With regard to other injury mechanisms, Dr. McAllister says, “Surprisingly—because so many of the clinical problems facing the treatment of hydrocephalus involve shunt malfunction—no basic research has been performed on the effects of repetitive bouts of ventricular enlargement. We can model this situation in the lab, however, and should know soon if the damage is additive and preventable.”
The effort toward improving diagnostic and treatment tools includes high-power magnetic resonance imaging (MRI) to detect changes in CS F flow, Diffusion Tensor Imaging (DTI) to identify progressive tissue damage in white matter tracts, proteomic approaches that correlate CSF biomarkers of cytological changes with neurological outcome, as well as bioengineering approaches to minimize cell adhesion and tissue obstruction in shunt catheters and provide real-time measurements of ICP using implantable pressure sensors.
Clinical and basic studies also are underway on new biomarkers that could dramatically improve diagnoses of infection and the extent of brain damage for pediatric and adult patients. In particular, Ramin Eskandari, MD, a Neurosurgery Resident, will conduct a study to determine if intermittent drainage of CSF creates more damage than continuous drainage through a permanent shunt. This study will correlate white matter damage from the 7-Tesla MRI for DTI, cerebral metabolism using positron emission tomography (PET), and the new micro-PE T scanner with histopathology and CS F biomarkers of neuroinflammation and cellular damage.
A Model for Collaborative Research
Researchers and clinicians across the United States and in Canada pool information to advance treatment for children with hydrocephalus.
Driven by a vision of dramatically improving children’s lives, John R. W. Kestle, MD, Chief of the Division of Pediatric Neurosurgery and Director of the Residency Training Program of the Clinical Neurosciences Center at The University of Utah and several key colleagues co-founded the Hydrocephalus Clinical Research Network (HCRN ) to pool and coordinate data from larger patient populations. Principal investigators at member institutions in Texas, Alabama, Toronto, and Seattle joined the team in Salt Lake City to establish a registry of all patients with hydrocephalus at their institutions and investigate ways to reduce and treat shunt-related infections, identify patients most likely to benefit from endoscopic third ventriculostomy, utilize ultrasound guidance for shunt placement, and compare surgical management strategies affecting premature infants.
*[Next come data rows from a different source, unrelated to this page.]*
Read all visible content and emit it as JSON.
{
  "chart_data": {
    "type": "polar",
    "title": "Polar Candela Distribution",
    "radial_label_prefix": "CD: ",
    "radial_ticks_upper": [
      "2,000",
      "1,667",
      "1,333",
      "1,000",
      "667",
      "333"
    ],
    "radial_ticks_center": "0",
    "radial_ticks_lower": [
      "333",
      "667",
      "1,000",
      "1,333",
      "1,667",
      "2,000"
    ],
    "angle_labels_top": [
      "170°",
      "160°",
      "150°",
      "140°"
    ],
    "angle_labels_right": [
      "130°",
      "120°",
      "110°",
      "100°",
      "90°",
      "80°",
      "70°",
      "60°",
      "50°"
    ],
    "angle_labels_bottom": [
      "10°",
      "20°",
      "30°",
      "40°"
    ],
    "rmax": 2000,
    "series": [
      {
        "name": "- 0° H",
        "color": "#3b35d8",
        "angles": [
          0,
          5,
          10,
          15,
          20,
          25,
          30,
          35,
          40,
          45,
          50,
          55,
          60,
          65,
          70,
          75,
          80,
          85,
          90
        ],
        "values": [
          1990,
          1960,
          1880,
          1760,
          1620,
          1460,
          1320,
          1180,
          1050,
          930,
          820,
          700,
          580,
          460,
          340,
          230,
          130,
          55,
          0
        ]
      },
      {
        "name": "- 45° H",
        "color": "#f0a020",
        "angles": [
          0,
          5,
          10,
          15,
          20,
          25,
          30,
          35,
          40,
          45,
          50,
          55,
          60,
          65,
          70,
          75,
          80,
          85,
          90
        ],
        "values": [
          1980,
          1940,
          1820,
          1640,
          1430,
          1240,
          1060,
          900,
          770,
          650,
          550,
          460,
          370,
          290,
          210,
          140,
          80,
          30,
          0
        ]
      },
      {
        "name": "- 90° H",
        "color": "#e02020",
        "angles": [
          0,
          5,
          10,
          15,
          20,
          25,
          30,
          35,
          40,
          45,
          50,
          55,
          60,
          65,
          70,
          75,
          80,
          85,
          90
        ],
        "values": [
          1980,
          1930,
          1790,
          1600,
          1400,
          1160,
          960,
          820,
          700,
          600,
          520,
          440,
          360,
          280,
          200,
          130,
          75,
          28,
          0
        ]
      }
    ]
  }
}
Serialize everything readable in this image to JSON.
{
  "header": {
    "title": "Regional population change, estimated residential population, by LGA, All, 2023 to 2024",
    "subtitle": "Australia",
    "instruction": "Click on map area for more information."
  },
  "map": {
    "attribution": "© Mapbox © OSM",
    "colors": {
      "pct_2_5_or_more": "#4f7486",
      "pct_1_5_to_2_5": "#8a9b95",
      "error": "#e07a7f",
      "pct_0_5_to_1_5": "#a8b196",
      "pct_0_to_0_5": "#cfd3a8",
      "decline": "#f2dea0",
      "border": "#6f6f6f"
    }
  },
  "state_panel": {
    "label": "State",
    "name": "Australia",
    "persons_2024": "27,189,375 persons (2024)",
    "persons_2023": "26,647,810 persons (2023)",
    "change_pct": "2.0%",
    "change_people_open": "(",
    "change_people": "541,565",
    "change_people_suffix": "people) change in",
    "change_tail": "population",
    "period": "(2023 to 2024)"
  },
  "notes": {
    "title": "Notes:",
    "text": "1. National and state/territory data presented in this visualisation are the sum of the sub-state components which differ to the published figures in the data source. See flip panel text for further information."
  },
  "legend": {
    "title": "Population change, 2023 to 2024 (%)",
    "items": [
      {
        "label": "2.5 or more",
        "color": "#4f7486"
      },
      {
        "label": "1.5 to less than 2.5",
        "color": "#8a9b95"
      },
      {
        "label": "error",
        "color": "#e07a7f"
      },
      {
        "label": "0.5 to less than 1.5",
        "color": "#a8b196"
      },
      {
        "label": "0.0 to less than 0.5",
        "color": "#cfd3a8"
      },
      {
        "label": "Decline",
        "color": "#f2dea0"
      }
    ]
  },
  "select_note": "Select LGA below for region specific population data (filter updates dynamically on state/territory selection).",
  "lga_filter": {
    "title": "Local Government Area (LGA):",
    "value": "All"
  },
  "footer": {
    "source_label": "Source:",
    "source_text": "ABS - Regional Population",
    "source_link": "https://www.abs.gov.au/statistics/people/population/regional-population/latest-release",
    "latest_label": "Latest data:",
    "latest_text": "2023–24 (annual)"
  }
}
“Everyone here is involved in this network,” says Dr. Kestle. “This collaboration is unique and provides an excellent opportunity to do cutting edge research in hope of seeing our patients enjoy longer, better lives. As pediatric neurosurgeons, we are all involved in clinical research and clinical trials. Working with other pediatric hospitals through the Hydrocephalus Clinical Research Network expands the number of patients involved and helps us answer essential clinical questions.